Sheep producers can influence the speed lambs reach slaughter weights thanks to a new Days to Slaughter Estimated Breeding Value (EBV).

The EBV has been created as a result of the Ram Compare project, which has been running for the past five years.

The new EBV indicates the degree to which sire choice can influence the speed that lambs reach slaughter weight. More than a quarter of the variation seen in this trait can be attributed to a lamb’s genetics, with important genetic differences between rams.

Reducing the number of days to slaughter can improve farm profitability and reduce a farm’s carbon footprint.

New EBVs have also been added for primal yield and tenderness.

See also: Signet adds seven EBVs to terminal sire index

This year, Signet Breeding Services launched the biggest change to its terminal sire recording programme, moving the assessment of carcass traits such as muscle and fat depth onto a weight, rather than age, adjusted basis.

The move has enhanced the commercial focus of these widely used EBVs for producers selecting lambs at a fixed slaughter weight.

Signet manager Samuel Boon said: “This development has been a massive change, but the latest RamCompare results show the value of our decision.

“A much clearer relationship is now apparent between the carcass traits measured on-farm, like muscle depth and fat depth, and those assessed in the abattoir – carcass conformation and fat classification.”

Sheep farmer benefits

Northumberland sheep farmer Duncan Nelless, Thistleyhaugh Farm, has recorded 2,200 lambs for RamCompare and has seen the benefits of using recorded rams.

Last year the lambs, which are born in March and finished on clover-rich swards from June to September, had an average carcass weight of 18.4kg at 103 days old.

Despite using high genetic merit rams and getting excellent results, there was still 14 days of genetic variation between the best and worst performing sires when it came to the time taken to reach slaughter weight.

He said: “Since being involved in RamCompare, we have clearly seen the benefit of using recorded rams.
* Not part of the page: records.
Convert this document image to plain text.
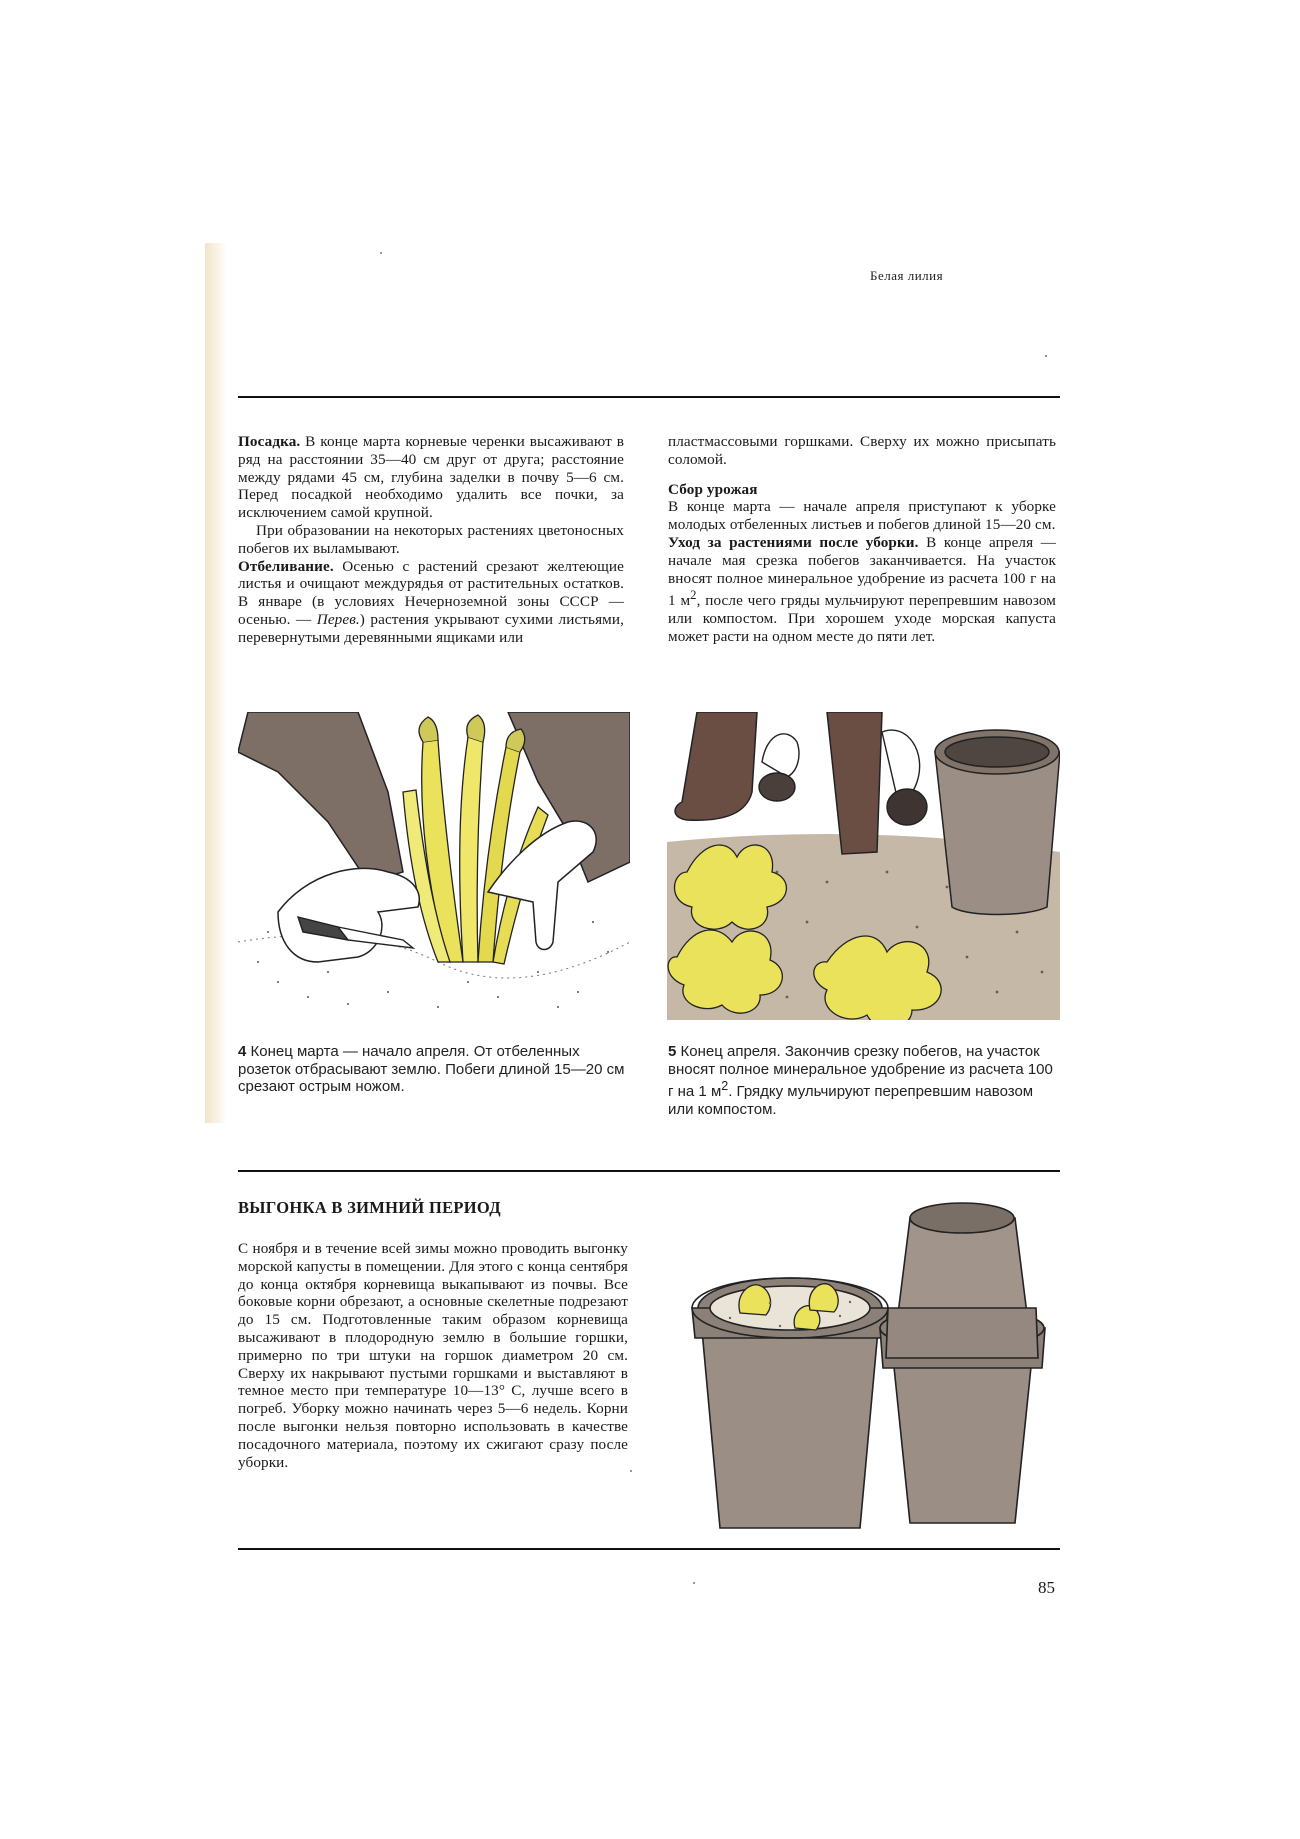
Белая лилия

Посадка. В конце марта корневые черенки высаживают в ряд на расстоянии 35—40 см друг от друга; расстояние между рядами 45 см, глубина заделки в почву 5—6 см. Перед посадкой необходимо удалить все почки, за исключением самой крупной.

При образовании на некоторых растениях цветоносных побегов их выламывают.

Отбеливание. Осенью с растений срезают желтеющие листья и очищают междурядья от растительных остатков. В январе (в условиях Нечерноземной зоны СССР — осенью. — Перев.) растения укрывают сухими листьями, перевернутыми деревянными ящиками или

пластмассовыми горшками. Сверху их можно присыпать соломой.

Сбор урожая

В конце марта — начале апреля приступают к уборке молодых отбеленных листьев и побегов длиной 15—20 см.

Уход за растениями после уборки. В конце апреля — начале мая срезка побегов заканчивается. На участок вносят полное минеральное удобрение из расчета 100 г на 1 $м^2$, после чего гряды мульчируют перепревшим навозом или компостом. При хорошем уходе морская капуста может расти на одном месте до пяти лет.

4 Конец марта — начало апреля. От отбеленных розеток отбрасывают землю. Побеги длиной 15—20 см срезают острым ножом.
5 Конец апреля. Закончив срезку побегов, на участок вносят полное минеральное удобрение из расчета 100 г на 1 $м^2$. Грядку мульчируют перепревшим навозом или компостом.
ВЫГОНКА В ЗИМНИЙ ПЕРИОД

С ноября и в течение всей зимы можно проводить выгонку морской капусты в помещении. Для этого с конца сентября до конца октября корневища выкапывают из почвы. Все боковые корни обрезают, а основные скелетные подрезают до 15 см. Подготовленные таким образом корневища высаживают в плодородную землю в большие горшки, примерно по три штуки на горшок диаметром 20 см. Сверху их накрывают пустыми горшками и выставляют в темное место при температуре 10—13° С, лучше всего в погреб. Уборку можно начинать через 5—6 недель. Корни после выгонки нельзя повторно использовать в качестве посадочного материала, поэтому их сжигают сразу после уборки.

85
We are convinced of the importance of selecting rams with EBVs, and access to new information on traits like days to slaughter will help refine ram selection decisions.”

What is RamCompare?

The five-year RamCompare project takes nominated Signet-recorded rams from various terminal sire breeds and uses them on nine commercial farms in the UK.

Three years in, the project has already tested 138 rams and more than 12,000 of their progeny.

Rams are selected on the basis of their EBVs, which are a direct assessment of their breeding merit for specific traits.

Through information collected on their progeny, the project re-assesses their genetic worth for traits that are measured on-farm, such as lamb growth rate, ultrasound muscle and fat depth.

Abattoir data is then collected from these lambs to produce EBVs for traits for which farmers are actually paid – carcass weight, conformation and fat classification.